Madelyn loved to eat Cheerios and chips & salsa which made for some very interesting breakfasts at our house.
Madelyn was always a little shy in sonograms. Luckily she was happy to have her picture taken once she was born.
Madelyn saw more of the inside of Nebraska Furniture Mart than any child should ever have to.
Madelyn was able to enjoy many of the Kansas City favorites including watching the Chiefs, Huskers and Wildcats play football on TV, watching KU and K-State play basketball, eating Gates BBQ, going to the plaza, and tailgating at a Royals game.
Every morning Kyle would leave for work and give Crystal a kiss goodbye. She would say, “Madelyn says goodbye too” and sure enough there was a little kick there for Kyle to send him off on his day. “I love you Daddy” she’d say.
We have been blessed in so many ways by Madelyn’s life. These are some of the things that we remember that give us peace:
Madelyn did not know she was “supposed” to live longer. She lived as long as she needed to in order to accomplish her purpose.
Madelyn never felt pain.
Madelyn was surrounded by love her entire life.
Madelyn’s life purpose was complete. Whether 8 min or 80 years, a life’s purpose is complete when God calls us.
Madelyn never knew anything was wrong.
All of her immediate family was there for her birth and was able to say goodbye in person.
Madelyn passed in the most peaceful way we could have ever imagined; sleeping cradled in her mother’s arms.

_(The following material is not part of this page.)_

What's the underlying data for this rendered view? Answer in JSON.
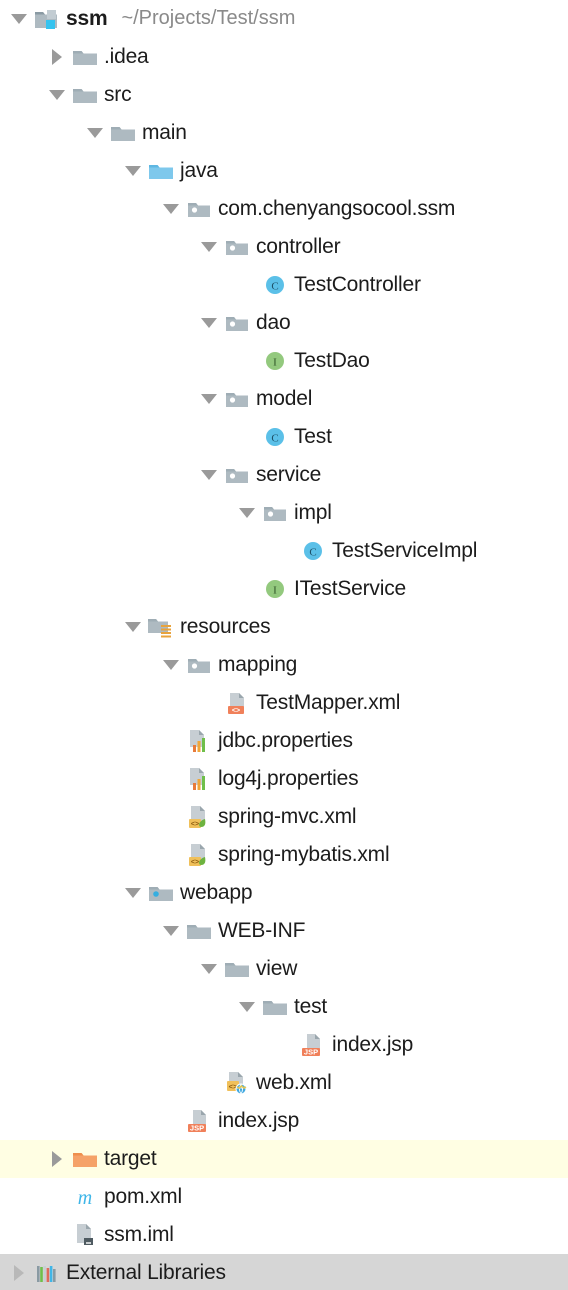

Madelyn has many family members already waiting in Heaven to take care of her and raise her as well as we would.
Madelyn will always be a part of our family.
Thank you, Crystal and Kyle for asking me to be a part of Madelyn's Day. I will never be able to put into words what she means to me and what this experience has meant. I hope that the photos give you some bit of comfort as you heal and remember. You guys remain in my heart, always.